German tax reduces youth alcopop consumption
BERLIN (Reuters) – Consumption of “alcopops” by German
young people has almost halved since the imposition of a
special tax on the fizzy alcoholic drinks last year, a German
government drug commission said on Tuesday.
A report published by the commission showed the percentage
of youths aged 12 to 17 who drink alcopops – typically a
mixture of sweet soft drinks and spirits – once a month dropped
to 16 percent from 28 percent since last August.
One third of the surveyed teenagers who consumed alcopops
last year had since quit.
The commission also reported that teenagers cited the tax,
which added 80-90 cents to the price of a bottle, as the main
reason why they cut back or stopped consumption of alcopops.

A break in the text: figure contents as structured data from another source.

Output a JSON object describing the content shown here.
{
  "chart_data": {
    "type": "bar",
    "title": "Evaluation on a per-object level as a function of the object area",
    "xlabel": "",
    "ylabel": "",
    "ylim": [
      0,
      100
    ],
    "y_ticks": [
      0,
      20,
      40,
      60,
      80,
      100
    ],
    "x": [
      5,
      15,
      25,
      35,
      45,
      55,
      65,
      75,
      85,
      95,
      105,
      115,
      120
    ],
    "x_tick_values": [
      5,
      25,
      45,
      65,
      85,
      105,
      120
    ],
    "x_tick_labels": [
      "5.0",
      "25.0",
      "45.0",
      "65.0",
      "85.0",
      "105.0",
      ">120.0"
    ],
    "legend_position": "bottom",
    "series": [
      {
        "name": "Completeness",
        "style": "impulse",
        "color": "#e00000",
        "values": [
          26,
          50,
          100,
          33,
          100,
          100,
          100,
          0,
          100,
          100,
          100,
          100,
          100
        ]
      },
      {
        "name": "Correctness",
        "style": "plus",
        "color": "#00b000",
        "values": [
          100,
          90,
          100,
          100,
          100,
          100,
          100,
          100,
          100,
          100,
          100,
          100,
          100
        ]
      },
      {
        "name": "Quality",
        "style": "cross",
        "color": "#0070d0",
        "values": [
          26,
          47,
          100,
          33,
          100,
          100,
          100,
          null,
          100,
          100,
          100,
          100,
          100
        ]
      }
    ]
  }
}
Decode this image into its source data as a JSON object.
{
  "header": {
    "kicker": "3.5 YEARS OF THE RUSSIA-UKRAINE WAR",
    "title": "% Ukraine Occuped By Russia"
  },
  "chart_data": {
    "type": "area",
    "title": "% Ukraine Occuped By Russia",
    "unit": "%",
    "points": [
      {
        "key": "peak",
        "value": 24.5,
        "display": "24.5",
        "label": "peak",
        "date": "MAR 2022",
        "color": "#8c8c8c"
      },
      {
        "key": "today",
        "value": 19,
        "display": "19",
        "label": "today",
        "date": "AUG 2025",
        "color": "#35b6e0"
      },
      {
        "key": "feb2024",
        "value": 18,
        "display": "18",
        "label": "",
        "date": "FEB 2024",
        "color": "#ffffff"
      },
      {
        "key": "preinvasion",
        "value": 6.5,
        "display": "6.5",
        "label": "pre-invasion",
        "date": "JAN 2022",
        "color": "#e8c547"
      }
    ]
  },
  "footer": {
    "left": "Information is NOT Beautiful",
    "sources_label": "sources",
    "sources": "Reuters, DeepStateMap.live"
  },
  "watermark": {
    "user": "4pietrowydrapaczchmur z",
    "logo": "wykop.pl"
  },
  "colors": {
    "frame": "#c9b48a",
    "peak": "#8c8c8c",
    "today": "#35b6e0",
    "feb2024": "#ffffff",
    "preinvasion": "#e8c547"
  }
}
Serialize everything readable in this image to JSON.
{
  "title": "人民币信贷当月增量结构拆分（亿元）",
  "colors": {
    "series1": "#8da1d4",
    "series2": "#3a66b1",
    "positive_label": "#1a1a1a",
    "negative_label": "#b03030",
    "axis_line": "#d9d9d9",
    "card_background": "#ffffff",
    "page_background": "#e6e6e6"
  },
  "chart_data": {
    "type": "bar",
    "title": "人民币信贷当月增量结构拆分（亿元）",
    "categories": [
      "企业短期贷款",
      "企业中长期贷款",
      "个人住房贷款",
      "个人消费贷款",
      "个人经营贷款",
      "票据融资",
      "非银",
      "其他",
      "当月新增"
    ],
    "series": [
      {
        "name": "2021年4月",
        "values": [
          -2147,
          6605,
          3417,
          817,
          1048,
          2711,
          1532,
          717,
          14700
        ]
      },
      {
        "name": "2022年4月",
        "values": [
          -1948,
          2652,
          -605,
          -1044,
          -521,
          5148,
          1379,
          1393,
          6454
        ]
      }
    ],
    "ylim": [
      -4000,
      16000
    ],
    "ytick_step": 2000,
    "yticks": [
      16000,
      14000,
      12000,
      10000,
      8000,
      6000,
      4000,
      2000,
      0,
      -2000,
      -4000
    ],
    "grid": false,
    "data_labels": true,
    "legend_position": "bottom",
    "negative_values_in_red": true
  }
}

The government imposed the special tax in August 2004 to
deter youth consumption of alcopops after it determined that
the popularity of the drinks was encouraging alcoholism among
“What is especially pleasing is that there was no
substitution with other alcoholic drinks,” said government drug
commissioner Marion Caspers-Merk.
“We have reached our goal of better protecting children and
teenagers from the dangers of alcoholism.”
Drinks affected by the tax included alcopops like Smirnoff
Ice, made by the world’s biggest spirits group Diageo and
Bacardi Breezer, made by privately owned Bacardi.